Compassion: In Latin, compassion means “co-suffering.” Successful therapists are not afraid to touch the suffering of a client. Doing this work well doesn’t mean maintaining a professional distance at all times. Sometimes, it means truly feeling the client’s pain in order to understand its depth and its outlines. To do that safely means developing skills to then pull back from the suffering in order to re-enter the conversation in a way that is helpful.
Curiosity: Curiosity is your very best friend. We are often confronted with the unusual, the different and sometimes the outright bizarre but our job is to do our best to understand it. When we partner with a client in being curious instead of distressed, we open the path to understanding.
Patience: A plant’s growth can’t be hurried by tugging at it. It requires nurturing and the willingness to wait for results – even when we wish it would hurry up already. People are no different. We can only facilitate. We can’t force growth. Sometimes that means we are frustrated, bored or even annoyed by the client’s persistent pain. Our job is to contain our own impatience and continue working, having faith in the client, ourselves and the process.
Pacing: Each client has their own pace.
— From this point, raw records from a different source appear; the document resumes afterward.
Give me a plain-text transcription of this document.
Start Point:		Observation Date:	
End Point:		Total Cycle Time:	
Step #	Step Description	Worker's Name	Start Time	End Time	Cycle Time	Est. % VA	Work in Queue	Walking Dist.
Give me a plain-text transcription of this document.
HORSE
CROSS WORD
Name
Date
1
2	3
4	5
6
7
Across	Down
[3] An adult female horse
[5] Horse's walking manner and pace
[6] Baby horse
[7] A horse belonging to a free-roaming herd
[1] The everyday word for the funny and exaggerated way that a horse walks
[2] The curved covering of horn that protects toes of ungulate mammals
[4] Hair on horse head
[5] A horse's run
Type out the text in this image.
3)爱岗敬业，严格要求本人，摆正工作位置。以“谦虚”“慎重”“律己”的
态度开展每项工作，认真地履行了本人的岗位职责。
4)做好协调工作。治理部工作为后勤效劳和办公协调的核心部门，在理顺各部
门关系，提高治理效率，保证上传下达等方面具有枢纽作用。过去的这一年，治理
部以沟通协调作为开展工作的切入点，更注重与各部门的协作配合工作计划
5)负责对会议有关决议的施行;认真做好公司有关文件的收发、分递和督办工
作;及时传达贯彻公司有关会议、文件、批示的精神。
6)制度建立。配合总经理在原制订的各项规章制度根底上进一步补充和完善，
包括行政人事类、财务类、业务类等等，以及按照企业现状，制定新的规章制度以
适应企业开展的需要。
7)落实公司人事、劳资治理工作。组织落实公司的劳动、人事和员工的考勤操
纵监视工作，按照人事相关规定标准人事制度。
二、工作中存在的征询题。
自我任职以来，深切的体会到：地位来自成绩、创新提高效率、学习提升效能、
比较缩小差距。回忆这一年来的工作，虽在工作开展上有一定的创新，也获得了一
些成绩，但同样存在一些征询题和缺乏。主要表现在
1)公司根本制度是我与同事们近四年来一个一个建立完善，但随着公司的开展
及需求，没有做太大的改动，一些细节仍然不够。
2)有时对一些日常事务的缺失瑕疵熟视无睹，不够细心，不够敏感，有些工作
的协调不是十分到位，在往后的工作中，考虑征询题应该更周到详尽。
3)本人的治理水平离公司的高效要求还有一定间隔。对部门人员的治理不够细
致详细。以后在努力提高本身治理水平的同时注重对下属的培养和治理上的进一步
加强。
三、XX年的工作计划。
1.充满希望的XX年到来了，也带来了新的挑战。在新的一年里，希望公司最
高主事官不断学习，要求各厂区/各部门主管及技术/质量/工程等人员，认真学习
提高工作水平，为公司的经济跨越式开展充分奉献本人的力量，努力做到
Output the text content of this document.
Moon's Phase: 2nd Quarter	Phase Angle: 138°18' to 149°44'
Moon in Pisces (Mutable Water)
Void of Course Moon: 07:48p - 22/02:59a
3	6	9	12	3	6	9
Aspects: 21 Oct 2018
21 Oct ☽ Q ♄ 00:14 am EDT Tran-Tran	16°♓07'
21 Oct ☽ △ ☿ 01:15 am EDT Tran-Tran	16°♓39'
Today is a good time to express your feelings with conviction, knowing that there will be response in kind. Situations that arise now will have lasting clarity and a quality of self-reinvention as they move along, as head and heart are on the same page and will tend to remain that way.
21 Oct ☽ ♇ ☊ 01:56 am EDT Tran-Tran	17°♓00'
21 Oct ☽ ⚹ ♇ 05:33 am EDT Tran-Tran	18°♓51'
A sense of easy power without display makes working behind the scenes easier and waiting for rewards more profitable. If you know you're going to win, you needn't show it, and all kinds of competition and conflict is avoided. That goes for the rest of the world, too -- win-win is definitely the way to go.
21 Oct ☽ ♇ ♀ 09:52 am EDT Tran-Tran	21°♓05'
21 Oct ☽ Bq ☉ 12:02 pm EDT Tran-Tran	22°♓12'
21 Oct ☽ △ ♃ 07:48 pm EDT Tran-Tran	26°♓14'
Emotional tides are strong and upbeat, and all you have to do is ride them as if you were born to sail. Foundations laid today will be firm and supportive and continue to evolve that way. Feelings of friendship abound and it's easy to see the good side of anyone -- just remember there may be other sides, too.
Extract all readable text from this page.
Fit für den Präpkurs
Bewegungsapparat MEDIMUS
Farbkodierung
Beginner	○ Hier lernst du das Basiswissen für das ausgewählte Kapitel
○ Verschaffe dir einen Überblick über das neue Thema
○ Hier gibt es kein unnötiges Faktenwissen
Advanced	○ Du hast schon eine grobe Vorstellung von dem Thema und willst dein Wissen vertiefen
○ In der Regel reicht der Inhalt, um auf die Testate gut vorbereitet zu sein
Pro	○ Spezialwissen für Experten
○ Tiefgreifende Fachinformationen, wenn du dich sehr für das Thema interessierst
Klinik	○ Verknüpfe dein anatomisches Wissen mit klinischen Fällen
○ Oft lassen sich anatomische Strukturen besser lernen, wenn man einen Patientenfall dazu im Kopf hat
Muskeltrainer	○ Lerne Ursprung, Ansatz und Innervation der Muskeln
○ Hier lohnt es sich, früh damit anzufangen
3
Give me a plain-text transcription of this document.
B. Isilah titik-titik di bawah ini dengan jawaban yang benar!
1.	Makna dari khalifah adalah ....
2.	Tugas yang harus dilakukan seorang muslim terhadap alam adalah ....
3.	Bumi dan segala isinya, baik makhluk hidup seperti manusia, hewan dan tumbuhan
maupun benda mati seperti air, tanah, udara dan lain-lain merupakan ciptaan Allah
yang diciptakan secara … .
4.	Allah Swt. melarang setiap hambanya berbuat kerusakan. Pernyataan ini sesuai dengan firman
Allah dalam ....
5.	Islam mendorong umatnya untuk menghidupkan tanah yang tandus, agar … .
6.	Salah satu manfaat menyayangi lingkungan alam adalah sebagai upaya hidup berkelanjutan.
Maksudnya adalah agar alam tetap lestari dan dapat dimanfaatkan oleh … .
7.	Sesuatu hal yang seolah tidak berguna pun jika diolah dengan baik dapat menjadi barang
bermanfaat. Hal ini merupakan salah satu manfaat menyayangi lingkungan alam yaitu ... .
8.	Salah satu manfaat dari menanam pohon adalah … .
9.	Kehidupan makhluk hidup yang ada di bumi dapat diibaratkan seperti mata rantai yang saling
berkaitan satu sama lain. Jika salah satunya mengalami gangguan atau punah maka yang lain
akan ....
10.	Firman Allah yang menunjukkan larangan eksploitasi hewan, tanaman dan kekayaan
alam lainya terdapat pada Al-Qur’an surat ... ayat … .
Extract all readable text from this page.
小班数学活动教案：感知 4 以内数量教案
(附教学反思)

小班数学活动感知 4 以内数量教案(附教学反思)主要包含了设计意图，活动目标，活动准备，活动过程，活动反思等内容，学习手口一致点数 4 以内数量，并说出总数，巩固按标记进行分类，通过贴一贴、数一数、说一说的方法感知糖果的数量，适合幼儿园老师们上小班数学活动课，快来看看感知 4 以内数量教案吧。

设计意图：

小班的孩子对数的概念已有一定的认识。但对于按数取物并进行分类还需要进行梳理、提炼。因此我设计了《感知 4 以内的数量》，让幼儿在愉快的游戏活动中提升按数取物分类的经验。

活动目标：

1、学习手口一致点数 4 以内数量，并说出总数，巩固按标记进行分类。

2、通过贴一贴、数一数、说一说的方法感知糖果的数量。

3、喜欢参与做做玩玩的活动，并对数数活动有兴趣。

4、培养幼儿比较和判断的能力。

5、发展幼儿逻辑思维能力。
Go too fast with suggestions, interpretations or responses and we will lose them. Go too slow and they will get impatient and quit. Our job is to steadily match the client’s pace with just enough push or restraint to gently keep therapy therapeutic.
Non-judgmentalism: Clients often fear they will be judged if they disclose beliefs or behaviors that are unpopular, illegal or politically incorrect. Lynn Hoffman, one of the founding mothers of family therapy, once told me that there is an important difference between therapy and politics. People don’t come to therapy for an education about racism, feminism, religion or any political point of view. They come to alleviate their pain. Yes, that may mean eventually considering the impact of gender, race, sexuality, class or political or religious beliefs but the starting point for healing is working within the client’s vocabulary and values – even if they are far afield from our own. If the client’s values are a part of what is creating their suffering, it is then our job to carefully challenge them without imposing our point of view.
Tact: Exquisite tact is the key to successfully challenging ideas and behaviors that are causing distress or dysfunction for the client or those around them. That means knowing how to say difficult things without causing the client to recoil in defensiveness, dislike or disgust.
Courage: Being a therapist is not for the faint-hearted. What if we mess up? What if our efforts increase rather than decrease a person’s pain? But unless we have the courage to take some educated chances, we are in danger of enabling the very issues the client has looked to us to help remedy. Part of our job is to model the courage to be imperfect, even to fail, without feeling like a failure. Having the courage to apologize and try again shows our clients how to move forward in spite of the misunderstandings, criticisms (by self and others) or missteps that are inherent in being human.
Science and Heart: Good therapy weaves a web of safety and clarity for therapist and client alike through the strategic use of both. Developing the two skill sets to the best of our ability is a lifelong commitment – to ourselves and to our clients.